The 2nd edition BarCampBank San Francisco will take place on Saturday April 25 and April 26 2009 on Treasure Island.
BarCampBankSanFrancisco (BCBSF) is like a day long version of going out to lunch with a bunch of really smart people who share your passion for finance and innovation.
It’s designed to foster discussions on the future of financial services, particularly related to banking. The program is informal and the sessions are created the morning of the event, based on what participants want to discuss. This helps keep the agenda relevant and also allows people to more easily connect with those who have similar interests.
There will be folks attending from startups, financial services companies and the media.
You can register to BarCampBankSF2 here.
Here are some pictures of the first BarCampBankSF.
I wasn’t able to attend BankCampBankDallas, but Charlie over at Open Source CU wrote a nice report highlighting some of the concepts that were discussed during the camp:
- Incorporating online reputation into financial reputation: “why can’t [FIs] hook into LinkedIn and view a person’s Recommendations and process that into their credit score”
- Opening a FI’s APIs to the creativity of their customers and 3rd party developers: “could there ever be a day where an existing financial institution could let people hook into it and meaningfully tailor the infrastructure and product to their own needs?”
I think exploring the links between online reputation and financial reputation is very interesting indeed. I think leveraging public social data is a great way for banks to reduce the risk of payment default on people with less than perfect credit. I’ve talked about this before, particularly in the context of peer-to-peer lending: in the problem with banking innovation…, I explained how a loan where some of the people lending money are family members offers a different and more attractive risk profile than someone’s lending money from people they don’t know (and don’t care) about (especially when you have a huge securitization food chain). I had never thought that such data could eventually actually be part of the FICO score, and that I think that will take A LOT of time. Here is my guess at how things will evolve: I think that Experian-like services computing someone’s overall reputation (see how to compute someone’s whuffie) will develop, and as they become established brands, may end up as an input to FICO scores. Anyway, I do think FIs are fundamentally social intermediaries and can’t afford to ignore the publicly available social data. I think there is a great opportunity, especially at credit intermediaries whose goal is the benefit of the community (credit unions), to re-socialize credit relationships.
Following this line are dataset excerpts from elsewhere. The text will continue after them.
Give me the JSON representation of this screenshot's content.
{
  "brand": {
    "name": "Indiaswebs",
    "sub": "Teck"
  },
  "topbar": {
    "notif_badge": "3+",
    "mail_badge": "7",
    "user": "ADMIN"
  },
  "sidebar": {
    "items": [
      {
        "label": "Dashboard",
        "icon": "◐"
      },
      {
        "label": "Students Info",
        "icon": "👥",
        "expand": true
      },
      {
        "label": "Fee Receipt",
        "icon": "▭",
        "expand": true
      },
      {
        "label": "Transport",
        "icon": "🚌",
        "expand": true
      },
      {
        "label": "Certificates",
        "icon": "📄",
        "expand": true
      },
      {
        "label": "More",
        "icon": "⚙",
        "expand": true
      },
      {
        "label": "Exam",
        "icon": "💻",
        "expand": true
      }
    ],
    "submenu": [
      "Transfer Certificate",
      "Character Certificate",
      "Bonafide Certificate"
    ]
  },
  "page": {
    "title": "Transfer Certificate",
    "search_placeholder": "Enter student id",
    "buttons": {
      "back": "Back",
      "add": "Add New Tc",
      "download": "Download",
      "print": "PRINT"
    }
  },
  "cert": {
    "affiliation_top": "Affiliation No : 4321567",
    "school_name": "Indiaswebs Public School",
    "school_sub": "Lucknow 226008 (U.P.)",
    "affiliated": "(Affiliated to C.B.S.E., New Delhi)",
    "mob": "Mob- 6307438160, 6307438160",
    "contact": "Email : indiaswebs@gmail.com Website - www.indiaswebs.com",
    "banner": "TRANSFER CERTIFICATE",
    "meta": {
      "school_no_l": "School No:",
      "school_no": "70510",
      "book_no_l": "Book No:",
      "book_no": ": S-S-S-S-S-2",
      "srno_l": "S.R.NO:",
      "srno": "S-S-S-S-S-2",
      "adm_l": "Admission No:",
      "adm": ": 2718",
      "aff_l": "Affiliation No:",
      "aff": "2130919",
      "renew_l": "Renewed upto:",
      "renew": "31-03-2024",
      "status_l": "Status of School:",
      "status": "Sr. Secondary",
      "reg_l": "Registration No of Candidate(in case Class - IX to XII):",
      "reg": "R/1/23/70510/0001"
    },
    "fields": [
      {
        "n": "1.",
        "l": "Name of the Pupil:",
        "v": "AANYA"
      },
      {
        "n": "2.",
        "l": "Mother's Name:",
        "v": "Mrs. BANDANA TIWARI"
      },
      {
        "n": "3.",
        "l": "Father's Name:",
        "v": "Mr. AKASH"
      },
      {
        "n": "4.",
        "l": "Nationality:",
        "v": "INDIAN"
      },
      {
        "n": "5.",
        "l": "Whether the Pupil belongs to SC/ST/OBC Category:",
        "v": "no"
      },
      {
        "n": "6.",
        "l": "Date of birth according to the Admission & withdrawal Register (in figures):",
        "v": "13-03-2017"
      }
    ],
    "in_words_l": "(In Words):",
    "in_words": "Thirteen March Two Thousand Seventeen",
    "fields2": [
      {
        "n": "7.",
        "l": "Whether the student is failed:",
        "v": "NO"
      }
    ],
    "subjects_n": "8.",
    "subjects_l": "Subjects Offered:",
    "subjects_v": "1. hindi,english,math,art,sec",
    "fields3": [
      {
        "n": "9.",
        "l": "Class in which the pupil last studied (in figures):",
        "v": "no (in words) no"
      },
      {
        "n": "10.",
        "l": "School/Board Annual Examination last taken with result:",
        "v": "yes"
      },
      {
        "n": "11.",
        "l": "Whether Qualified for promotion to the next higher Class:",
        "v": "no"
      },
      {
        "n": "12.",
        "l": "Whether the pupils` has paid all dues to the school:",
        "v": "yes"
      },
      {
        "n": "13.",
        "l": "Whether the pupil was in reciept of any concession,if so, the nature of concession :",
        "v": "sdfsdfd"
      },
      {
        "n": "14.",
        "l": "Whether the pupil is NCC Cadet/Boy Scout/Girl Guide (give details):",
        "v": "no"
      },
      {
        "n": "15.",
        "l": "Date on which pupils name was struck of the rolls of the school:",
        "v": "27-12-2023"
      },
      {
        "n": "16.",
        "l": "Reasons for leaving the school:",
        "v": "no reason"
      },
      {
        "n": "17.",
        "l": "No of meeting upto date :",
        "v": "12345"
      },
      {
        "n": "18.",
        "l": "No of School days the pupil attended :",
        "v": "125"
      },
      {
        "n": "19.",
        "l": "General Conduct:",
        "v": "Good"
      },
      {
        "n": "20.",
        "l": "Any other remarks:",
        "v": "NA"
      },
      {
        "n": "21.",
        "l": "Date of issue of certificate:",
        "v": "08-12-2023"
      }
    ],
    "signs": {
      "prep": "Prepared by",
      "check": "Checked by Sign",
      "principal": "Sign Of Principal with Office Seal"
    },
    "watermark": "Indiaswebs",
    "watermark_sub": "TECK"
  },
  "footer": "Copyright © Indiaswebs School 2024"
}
Regarding the opening of Banking Web APIs, I think also that this is a great way for FIs to smartsource innovation while ensuring the highest level of security standards. In the problem with banking innovation…, I suggested at the very end that one way to smartsource innovation could be to “do what Apple or Facebook do: expose some of this information via easy-to-use APIs in a way that is more secure than their startup competitors. Then, allocate a VC fund to fund startups using this API (which is equivalent to buy an option to invest more/buy out the most promising ventures later).”
So, I’m glad to see that these highlighted concepts are inline with some of my own ideas and probably with many other people. I really hope I can make it to the next BarCampBank near San Francisco.